Le samedi soir, sa sœur vient frapper à sa porte.
― Ça va microbe, t’as pas l’air dans ton assiette ?
― On va dire que c’est pas l’éclat’, ça manque de rave-party et de tequila paf.
― T‘es pas au bon endroit, c’est sûr... Mais c’est quand même mieux qu’au milieu des bouseux ou dans ton pensionnat miteux, non ?
Ada ravale sa salive.
― Barbie, je peux te poser une question ?
― Je t’écoute.
― Qu’est-ce que tu fiches encore avec lui ? T’en as pas marre de cette vie de beauf ?
Sa soeur se raidit, puis la gifle sous le coup de la colère.
― Tu peux parler toi, incapable de te lier à quiconque, je suis la seule personne qui t’aime et tu me juges.

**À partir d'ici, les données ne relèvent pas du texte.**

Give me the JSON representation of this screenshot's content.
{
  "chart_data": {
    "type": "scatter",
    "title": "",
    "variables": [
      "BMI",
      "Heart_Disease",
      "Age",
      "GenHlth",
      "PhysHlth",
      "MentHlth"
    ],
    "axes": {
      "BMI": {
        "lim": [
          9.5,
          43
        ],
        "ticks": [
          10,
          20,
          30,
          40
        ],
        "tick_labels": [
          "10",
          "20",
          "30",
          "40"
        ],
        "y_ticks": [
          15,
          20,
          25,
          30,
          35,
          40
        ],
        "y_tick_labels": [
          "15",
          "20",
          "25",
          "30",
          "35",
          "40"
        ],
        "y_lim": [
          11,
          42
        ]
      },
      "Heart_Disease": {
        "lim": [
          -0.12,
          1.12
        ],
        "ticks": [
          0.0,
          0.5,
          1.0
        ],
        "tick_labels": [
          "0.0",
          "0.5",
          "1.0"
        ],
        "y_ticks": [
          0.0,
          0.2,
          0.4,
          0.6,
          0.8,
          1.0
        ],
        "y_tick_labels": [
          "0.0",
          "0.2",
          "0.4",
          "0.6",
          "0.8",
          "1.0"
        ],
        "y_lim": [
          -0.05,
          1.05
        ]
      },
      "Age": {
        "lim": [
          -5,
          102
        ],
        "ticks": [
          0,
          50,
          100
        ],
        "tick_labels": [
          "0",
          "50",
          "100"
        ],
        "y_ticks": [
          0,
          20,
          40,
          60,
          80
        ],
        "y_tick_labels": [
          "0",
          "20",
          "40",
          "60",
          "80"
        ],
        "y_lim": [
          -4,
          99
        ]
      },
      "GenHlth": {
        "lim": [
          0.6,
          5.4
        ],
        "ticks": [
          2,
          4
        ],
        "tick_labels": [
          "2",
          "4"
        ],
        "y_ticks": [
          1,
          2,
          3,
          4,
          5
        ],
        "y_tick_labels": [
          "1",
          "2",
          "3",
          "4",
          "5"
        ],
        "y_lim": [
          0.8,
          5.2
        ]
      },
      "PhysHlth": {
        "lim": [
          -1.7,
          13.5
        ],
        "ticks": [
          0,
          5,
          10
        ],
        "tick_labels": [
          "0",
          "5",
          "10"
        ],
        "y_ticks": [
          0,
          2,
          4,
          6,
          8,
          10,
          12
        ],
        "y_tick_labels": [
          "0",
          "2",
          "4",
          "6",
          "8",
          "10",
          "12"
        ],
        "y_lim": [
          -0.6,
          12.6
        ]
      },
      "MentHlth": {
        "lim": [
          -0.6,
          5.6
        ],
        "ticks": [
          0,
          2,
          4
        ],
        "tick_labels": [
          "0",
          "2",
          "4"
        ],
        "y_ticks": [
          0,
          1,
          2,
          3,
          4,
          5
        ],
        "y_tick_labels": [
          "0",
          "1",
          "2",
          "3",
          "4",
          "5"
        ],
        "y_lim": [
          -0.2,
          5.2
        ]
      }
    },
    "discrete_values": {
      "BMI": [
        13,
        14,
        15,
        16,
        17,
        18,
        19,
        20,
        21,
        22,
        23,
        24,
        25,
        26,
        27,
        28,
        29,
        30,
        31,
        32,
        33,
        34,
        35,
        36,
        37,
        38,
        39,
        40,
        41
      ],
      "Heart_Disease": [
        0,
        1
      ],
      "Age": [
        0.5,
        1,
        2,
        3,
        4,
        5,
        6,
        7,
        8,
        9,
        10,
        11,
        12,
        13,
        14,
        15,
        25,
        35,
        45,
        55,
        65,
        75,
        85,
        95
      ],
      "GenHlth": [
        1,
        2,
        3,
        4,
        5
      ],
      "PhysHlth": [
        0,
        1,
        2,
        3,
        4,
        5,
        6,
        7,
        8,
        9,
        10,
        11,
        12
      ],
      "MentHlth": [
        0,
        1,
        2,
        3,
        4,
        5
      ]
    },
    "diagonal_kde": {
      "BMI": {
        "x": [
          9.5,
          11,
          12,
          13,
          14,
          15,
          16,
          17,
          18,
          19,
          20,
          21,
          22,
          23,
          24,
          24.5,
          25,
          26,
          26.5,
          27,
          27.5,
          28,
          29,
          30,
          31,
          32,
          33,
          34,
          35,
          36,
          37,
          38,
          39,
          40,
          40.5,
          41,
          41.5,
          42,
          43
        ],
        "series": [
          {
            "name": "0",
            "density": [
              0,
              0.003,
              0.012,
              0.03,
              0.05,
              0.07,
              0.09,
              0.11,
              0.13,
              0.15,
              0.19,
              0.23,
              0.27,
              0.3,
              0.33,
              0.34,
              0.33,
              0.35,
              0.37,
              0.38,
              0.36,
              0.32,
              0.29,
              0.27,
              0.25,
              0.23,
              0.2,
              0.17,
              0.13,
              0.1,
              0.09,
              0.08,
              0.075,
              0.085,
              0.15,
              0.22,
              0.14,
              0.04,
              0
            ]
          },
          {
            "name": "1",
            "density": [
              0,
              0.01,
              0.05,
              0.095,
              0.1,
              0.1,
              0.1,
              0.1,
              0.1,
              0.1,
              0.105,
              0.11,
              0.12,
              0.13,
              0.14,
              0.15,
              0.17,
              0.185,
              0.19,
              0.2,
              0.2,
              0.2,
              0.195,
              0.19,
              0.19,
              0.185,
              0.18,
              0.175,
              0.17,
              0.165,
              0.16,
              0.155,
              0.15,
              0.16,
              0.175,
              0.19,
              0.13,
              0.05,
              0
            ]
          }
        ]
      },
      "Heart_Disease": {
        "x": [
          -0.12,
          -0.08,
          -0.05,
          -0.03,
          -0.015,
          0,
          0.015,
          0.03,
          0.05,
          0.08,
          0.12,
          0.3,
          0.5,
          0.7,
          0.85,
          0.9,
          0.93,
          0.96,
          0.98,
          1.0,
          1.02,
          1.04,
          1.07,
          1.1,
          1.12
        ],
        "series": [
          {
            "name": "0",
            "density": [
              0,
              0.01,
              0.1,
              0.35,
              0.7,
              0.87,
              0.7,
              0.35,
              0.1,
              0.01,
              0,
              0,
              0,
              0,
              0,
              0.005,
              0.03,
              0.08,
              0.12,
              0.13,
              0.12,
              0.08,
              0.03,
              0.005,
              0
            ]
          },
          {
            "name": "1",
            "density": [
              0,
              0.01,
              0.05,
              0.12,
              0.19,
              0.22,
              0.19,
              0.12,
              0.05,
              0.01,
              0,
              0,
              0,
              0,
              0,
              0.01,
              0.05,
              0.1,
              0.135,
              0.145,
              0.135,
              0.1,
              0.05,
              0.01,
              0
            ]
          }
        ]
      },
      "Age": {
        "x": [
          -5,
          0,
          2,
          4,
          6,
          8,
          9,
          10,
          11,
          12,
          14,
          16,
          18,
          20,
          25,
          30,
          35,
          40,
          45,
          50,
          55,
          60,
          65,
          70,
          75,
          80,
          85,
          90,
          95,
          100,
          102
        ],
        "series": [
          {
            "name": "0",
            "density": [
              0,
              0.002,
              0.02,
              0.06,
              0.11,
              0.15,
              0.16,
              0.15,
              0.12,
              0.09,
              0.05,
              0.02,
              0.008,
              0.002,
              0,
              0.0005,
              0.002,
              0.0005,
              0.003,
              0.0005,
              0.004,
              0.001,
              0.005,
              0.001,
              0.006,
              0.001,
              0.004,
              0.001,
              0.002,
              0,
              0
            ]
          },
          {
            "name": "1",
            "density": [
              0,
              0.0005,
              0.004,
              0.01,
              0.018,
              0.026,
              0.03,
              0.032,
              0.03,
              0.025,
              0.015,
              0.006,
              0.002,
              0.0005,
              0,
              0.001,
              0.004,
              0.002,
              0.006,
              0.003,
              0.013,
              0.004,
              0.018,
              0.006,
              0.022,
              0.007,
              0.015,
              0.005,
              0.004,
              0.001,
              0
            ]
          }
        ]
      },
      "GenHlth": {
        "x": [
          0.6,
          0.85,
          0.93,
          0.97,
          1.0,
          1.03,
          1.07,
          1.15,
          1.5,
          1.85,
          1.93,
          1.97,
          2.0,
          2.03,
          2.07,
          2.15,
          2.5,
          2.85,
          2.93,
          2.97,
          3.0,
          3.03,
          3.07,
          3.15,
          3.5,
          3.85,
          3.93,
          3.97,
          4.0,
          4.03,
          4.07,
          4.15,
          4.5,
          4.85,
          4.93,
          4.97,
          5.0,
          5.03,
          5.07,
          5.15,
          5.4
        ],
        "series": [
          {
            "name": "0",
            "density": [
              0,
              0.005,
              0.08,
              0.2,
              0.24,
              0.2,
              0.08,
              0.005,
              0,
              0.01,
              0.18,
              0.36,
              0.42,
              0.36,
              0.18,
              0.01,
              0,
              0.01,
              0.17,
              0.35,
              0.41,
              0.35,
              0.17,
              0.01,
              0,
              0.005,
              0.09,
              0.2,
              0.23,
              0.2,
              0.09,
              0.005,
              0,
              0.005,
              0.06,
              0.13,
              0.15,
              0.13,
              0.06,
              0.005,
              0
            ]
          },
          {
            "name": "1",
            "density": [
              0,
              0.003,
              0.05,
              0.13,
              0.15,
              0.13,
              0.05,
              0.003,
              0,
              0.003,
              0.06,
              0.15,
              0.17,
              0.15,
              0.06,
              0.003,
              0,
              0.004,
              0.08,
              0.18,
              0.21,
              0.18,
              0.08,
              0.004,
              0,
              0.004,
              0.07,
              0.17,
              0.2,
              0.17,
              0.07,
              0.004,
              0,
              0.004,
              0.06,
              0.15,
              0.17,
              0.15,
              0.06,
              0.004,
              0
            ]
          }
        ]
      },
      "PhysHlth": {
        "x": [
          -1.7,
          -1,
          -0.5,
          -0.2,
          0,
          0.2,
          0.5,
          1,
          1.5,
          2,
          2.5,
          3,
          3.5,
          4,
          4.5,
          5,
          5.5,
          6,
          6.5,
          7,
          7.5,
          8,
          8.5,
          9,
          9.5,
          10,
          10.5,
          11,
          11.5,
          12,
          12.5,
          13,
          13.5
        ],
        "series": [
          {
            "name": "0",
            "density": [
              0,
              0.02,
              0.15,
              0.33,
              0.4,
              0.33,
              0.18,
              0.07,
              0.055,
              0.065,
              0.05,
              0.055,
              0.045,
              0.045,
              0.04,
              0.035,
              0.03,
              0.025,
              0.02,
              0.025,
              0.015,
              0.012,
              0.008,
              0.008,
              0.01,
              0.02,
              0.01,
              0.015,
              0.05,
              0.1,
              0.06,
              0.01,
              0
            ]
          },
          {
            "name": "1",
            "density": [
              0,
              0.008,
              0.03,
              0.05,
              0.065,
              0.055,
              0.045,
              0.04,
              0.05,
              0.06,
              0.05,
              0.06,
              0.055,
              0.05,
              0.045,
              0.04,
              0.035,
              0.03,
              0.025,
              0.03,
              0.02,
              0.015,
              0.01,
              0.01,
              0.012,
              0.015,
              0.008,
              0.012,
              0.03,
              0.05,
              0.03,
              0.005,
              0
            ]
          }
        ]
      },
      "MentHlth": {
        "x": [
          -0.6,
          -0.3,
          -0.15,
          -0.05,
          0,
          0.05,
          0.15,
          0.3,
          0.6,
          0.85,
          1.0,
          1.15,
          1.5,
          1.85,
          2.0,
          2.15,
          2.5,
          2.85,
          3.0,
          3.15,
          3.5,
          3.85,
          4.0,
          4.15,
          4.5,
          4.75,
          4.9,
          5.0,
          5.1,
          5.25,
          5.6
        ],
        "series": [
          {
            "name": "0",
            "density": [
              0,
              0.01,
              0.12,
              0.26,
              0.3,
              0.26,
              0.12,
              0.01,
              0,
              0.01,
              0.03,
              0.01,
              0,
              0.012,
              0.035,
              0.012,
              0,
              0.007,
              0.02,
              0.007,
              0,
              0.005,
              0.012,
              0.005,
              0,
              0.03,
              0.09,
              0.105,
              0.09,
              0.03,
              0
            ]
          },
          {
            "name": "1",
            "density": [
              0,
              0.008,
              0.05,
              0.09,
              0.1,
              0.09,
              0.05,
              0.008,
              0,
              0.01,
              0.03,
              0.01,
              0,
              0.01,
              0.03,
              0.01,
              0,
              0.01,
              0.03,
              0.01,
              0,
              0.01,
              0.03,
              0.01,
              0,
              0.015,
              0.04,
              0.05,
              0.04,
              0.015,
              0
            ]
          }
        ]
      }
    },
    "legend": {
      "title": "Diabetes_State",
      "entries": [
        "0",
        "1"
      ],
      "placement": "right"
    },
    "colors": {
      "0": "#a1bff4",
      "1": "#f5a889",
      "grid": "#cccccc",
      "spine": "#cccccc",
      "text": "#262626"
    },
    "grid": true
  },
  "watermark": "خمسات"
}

C’est bon, vas-t-en maintenant et reviens quand tu seras moins prétentieuse et capable d’accepter l’autre tel qu’il est !
L’adolescente accuse le choc. Elle réagit aussi violemment : ses habits tassés dans le sac, elle sort de l’appartement en claquant la porte.
Elle erre dans la fraîcheur enivrante de cette nuit d’Avril. Quelques phares éclairent la ville. Elle court. Elle perd pied. Elle jure. Comment sa sœur peut être si bête pour s’enfermer dans une vie pareille ? Elle ne voulait que son bien, même si elle a manqué de tact. Quoi qu’elle aurait pu balancer des trucs bien pires à l’égard de son mec. Décidément, les gens sont cons.
Ses pas l’amènent à la gare, où elle décide de rentrer sur Paris. Fin de vacances précipitées, sans doute mieux ainsi.
Elle croise des vagabonds endormis sous des cartons. Elle prend son billet et part se réfugier sur le quai. Elle met ses écouteurs et assise contre un distributeur automatique, regarde la nuit défiler. Au petit matin, le sel lui pique les joues. Sa détresse est révélée aux yeux du monde, à grands traits de mascara. Certains passants la dévisage. Elle s’en fout, elle n’est plus là, elle est ailleurs, loin de ce paysage urbain déshumanisé, tapie au fond de ses pensées lugubres.
Son train annoncé, elle monte dans le wagon du retour et s’enferme dans les toilettes sordides pour pleurer ses relents de solitude.